In April the World Health Organisation reported that more Indian men die from diabetes than in any other country, the condition accounting for two per cent of all deaths across age groups.

Inevitably, the rise in western-style junk food outlets, persuasive advertising, and the increasingly sedentary lifestyle of many middle-class Indians have been blamed for this new epidemic and undoubtedly these have had their influence; but there may be a more deep-rooted reason, buried in the country’s psyche.

When for centuries people have lived one bad harvest away from starvation, the tendency has been to tuck into the food in the good years in readiness for the bad times — as in the Biblical seven fat years and seven lean years — now for many the lean years never appear and the fat keeps building.  
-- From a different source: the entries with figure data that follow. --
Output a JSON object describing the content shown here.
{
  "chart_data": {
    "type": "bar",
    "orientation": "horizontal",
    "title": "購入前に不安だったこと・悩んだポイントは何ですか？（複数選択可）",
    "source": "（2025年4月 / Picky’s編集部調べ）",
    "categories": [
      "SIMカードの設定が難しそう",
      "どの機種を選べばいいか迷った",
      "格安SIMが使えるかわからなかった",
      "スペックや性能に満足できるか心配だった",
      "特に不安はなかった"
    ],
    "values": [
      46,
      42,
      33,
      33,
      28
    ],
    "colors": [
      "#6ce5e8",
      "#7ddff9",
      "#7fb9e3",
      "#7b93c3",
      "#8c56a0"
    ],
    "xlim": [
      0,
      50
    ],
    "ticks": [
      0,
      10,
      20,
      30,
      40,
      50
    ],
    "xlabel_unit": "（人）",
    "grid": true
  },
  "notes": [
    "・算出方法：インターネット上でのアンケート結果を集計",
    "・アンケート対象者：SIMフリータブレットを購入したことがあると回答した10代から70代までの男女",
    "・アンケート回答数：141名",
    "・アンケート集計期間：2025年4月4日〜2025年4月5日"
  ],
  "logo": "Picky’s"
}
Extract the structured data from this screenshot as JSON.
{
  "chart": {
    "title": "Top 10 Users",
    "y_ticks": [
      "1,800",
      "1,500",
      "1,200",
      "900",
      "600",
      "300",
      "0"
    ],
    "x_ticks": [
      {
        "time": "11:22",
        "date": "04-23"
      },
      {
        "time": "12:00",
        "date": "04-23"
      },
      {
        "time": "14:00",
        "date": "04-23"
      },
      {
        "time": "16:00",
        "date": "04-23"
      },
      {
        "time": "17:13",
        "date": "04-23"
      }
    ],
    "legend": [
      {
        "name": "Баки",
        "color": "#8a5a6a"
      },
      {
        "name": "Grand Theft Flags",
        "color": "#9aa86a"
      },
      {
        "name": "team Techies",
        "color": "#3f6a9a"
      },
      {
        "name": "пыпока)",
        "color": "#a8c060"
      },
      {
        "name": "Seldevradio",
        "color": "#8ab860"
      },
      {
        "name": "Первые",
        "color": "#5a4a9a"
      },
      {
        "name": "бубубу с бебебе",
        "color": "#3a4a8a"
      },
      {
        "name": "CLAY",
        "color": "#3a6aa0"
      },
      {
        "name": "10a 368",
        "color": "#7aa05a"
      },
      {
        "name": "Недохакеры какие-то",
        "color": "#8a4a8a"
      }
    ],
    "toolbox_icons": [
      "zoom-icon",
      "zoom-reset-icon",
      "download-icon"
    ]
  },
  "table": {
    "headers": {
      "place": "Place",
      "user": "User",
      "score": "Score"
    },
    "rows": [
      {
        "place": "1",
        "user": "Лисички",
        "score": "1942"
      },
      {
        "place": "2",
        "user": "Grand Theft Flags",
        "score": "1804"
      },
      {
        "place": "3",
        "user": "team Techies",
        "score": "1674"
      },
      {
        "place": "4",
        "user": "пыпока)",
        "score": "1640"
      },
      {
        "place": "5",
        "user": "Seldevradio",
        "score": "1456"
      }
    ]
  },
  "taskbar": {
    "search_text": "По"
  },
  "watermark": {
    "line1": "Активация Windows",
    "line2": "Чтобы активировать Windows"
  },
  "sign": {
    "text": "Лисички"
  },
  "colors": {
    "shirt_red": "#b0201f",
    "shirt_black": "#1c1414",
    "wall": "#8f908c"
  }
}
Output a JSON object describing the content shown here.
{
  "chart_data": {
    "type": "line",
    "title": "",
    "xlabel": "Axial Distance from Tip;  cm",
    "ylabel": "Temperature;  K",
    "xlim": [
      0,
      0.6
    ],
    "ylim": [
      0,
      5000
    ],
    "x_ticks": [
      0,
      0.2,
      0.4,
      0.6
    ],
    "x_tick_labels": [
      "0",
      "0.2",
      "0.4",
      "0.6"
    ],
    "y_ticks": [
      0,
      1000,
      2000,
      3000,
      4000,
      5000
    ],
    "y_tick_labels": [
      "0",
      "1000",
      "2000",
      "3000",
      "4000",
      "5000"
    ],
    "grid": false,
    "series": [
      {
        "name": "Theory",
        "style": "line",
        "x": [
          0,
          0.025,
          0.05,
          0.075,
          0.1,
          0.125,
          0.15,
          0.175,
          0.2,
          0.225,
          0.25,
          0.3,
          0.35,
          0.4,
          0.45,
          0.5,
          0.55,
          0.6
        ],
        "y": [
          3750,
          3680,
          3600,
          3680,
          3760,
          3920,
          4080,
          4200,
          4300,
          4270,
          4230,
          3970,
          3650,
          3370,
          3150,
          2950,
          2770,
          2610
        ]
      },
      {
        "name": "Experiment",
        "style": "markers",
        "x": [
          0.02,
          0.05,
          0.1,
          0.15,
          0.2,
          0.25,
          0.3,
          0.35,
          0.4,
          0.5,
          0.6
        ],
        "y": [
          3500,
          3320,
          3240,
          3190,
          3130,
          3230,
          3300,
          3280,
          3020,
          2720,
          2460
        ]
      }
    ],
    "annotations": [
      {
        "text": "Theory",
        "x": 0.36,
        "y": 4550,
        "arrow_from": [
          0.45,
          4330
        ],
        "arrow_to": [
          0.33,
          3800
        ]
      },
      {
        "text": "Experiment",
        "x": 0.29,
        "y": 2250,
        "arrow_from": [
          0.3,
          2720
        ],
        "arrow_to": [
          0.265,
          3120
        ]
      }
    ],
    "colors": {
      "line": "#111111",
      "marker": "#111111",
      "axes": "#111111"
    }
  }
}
A recent European Union-funded study into weight loss and diabetes has revealed that a significant loss of weight in overweight and obese people (around 10 per cent of total on average) is by the far the best way of reducing the likelihood of type 2 diabetes.

While the study concentrated on the soaring rates in fully developed countries, the same has to apply in India and China, which between them now account for 19 per cent of the world’s overweight and obese people.  

Air India’s ultimatum to its over-indulging employees is probably not the best way of addressing the issue on a national level, but it should be a wake-up call to the country’s health authorities that more needs to be done before this already weighty problem overwhelms them.